On the 18th of January 2024, the EU Parliament gave the green light to the directive discussed in this article that will improve product labelling and ban the use of misleading environmental claims.
Highlights of the new regulation coming:
Generic environmental claims and other misleading product information will be outlawed
Only sustainability labels based on approved certification schemes or established by public authorities will be allowed
Guarantee information has to be more visible, and a new guarantee extension label will be introduced
The directive now also needs to receive final approval from the Council, after which it will be published in the Official Journal, and member states will have 24 months to transpose it into national law.
The original article below was published in November 2023.
Most companies are busy putting energy and resources into turning the wheel of their operation towards more sustainable business practices, measuring their environmental footprints and announcing sustainability strategies and pledges.
However, when it comes to communication, fighting greenwashing and deciding what is true and what is false regarding sustainability messages has become a major challenge for consumers, investors and other stakeholders.
According to the latest provisional agreement by the EU Parliament and Council, new rules are coming to ban misleading advertisements and provide consumers with better product information from 2026.
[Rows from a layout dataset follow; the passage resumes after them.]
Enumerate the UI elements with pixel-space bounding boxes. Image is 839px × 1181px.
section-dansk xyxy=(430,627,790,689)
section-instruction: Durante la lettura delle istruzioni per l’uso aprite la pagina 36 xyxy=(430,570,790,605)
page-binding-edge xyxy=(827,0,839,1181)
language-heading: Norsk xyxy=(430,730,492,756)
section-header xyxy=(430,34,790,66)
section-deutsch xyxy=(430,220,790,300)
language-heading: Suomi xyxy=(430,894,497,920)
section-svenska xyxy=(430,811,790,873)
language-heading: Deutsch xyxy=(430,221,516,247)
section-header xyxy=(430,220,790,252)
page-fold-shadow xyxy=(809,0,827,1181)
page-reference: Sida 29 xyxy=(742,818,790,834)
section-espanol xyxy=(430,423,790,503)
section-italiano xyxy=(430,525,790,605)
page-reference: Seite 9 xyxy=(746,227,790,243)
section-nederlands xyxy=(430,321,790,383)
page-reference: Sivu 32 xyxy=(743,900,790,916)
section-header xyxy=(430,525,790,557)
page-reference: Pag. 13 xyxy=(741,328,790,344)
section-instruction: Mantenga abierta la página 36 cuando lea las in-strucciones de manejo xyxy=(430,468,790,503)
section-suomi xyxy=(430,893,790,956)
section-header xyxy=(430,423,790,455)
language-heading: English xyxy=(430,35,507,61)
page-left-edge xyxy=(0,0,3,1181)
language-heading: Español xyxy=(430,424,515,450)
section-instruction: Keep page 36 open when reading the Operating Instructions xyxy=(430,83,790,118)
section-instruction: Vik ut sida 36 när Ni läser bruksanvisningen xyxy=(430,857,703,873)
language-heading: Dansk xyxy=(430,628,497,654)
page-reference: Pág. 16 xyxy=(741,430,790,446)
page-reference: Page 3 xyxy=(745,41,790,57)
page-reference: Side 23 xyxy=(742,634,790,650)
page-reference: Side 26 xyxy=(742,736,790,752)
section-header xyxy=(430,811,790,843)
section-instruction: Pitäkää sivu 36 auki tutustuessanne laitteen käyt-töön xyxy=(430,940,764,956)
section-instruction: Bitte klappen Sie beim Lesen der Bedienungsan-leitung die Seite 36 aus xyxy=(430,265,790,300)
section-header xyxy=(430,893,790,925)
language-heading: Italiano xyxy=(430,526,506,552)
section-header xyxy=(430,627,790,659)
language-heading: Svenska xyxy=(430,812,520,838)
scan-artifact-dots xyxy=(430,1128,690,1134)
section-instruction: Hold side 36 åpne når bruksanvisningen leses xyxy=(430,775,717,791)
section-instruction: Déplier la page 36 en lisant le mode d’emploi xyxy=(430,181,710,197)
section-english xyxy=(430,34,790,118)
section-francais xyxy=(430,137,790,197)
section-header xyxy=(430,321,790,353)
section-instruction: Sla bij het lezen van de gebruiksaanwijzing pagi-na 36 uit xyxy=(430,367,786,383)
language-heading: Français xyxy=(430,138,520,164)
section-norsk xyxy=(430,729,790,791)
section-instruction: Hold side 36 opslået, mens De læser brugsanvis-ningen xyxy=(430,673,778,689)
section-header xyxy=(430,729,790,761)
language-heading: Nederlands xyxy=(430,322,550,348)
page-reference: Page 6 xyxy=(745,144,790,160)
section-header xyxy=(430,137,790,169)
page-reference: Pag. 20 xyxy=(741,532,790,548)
This proposal will hit hard on commercial communication using “generic environmental” claims or adopting questionable green marketing approaches.
These set of rules aim to combat greenwashing and help consumers make better purchasing choices.
The new regulation will banish the use of terms such as “environmentally friendly”, “natural”, “biodegradable”, “climate neutral”, or “eco” without proof of recognised excellent environmental performance relevant to the claim.
To combat misleading messages regarding a company or product’s carbon footprint that has become extremely popular, the new regulations will also ban claims based on emissions offsetting schemes that a product has a neutral, reduced or positive impact on the environment.
Practically, businesses must be prepared to have authentic and credible verification based on approved certification schemes or established by public authorities of any sustainable message they use regarding their products, services or the company.
Besides fighting greenwashing, the directive will also push commercial organisations to make guarantee information more visible, as many people are unaware that all goods enjoy at least a two-year guarantee in the EU.
The final vote by Members of the European Parliament is expected to take place in November 2023.
Upon approval, the directive will come into force, giving member states 24 months to incorporate the new rules into their law.